樋口さんの講演に先立って、村田さんがあいさつに立った。
「安全神話が崩壊しながら再稼働を認めることは無責任・不道徳です。しかも原発の安全に責任 がないとする原子力規制委員会に再稼働を容認する権限を与えるお粗末さは恥ずべきことです。 『天てん網もう恢かい恢かい疎そにして漏らさず』の正しさを日本は実証しています」
厳しい言葉を投げかけた。「天網恢恢疎にして漏らさず」とは、 天罰を逃れることはできないという意味だ。 9年前に嫌というほど 原発の危険性を見せつけられながらも、のど元過ぎれば熱さを忘れ、再稼働をしようとしている。
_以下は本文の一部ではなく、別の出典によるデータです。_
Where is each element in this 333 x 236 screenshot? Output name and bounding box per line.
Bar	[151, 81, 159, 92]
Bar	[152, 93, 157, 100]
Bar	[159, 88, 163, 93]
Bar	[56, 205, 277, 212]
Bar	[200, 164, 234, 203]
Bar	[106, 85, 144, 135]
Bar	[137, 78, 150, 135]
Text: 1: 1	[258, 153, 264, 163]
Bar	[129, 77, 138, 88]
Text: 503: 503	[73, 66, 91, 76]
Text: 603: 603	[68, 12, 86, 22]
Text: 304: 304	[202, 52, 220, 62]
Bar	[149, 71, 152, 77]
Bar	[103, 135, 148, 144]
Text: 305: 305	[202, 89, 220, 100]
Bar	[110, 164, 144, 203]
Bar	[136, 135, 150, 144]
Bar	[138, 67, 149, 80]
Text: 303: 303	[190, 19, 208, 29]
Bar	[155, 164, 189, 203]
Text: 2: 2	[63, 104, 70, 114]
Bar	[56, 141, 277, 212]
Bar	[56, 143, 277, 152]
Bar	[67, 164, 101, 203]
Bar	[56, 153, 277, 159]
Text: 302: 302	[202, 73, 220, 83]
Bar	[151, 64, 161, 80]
その行為は、まさに天につばするようなものだと言う。今、国民一人ひとりが目覚めないと、さらなる悲劇が 起こるかもしれない。そこまで追い込まれているのが現状だと自覚しないといけない。
平日の講演会に多くの市民が 駆け付けたことはひとつの光明だが、まだまだ加速が必要だ。意識の高い人たちを核として何が大切なのかを真剣に考え、議論する輪 を広げていかないといけない。
樋口さんが登壇した。力みのない柔らかなトーンで話は始まった。静かな物腰であっても、揺るぎのない強固なエネルギーに包まれているのを感じる。
国策としての原発推進。それにストップをかけるのは勇気が 必要だったと思うが、樋口さんは 「論理的に考えれば答えは自ずと出る」と淡々と語る。専門知識とかイデオロギーといった難しい話をしなくても、普通の人が常識的に考えれば、原発の危険性はわかること。まして、事故が起こればどんなことになるのか、私たちは目の当たりにしている。
だれの目にも明らかな原発の危険性。差し止めは裁判官として 「当たり前の行為」だと言う。しかし、福島原発事故後、原発の運転を止めた裁判長は2人しかいない。運転を認めたのは18人。なぜそんなことが起こるのか。多くの裁判官が「原発は安全なのかどうか」というもっとも大切な点を争点にしていないからだ。原子力規制員会が出した基準に合っていれば稼働を認めている。原子力規制員会は「安全に責任はもたない」とはっきりと言っているにも かかわらずだ。
日本の社会は大きく歪んでしまっている。原発は危険だから止めましょうという当たり前のことが当たり前でなくなってしまっている。当然の判決を出す裁判長は1割の変わり者にされてしまう。
政府や行政、司法が信じられなくなっているのは、さまざまな社会の動きを見ていればわかるはずだ。原発についても、国に任せる、従うという姿勢ではなく、自分たちが安全に暮らせて、希望ある未来を創るにはどうしたらいいのか、本気で考えて行動する必要がある。
私たちにできることは何があるでしょう? 会場からの質問に樋口さんはこう答えた。
「まずは事実を知ることです。 知った事実は大切な人に伝えてください。そして、原発由来の電力を使わないようにする。選挙も大切です。脱原発を訴える候補者に投票してください」
1人の力は非力かもしれないけれども無力ではない。集まれば大きな力になる。樋口さんの締めの言葉に勇気をもらって会場をあとにした。
* 樋口さんは、本誌2019年6月号で中川会長と対談してい ます。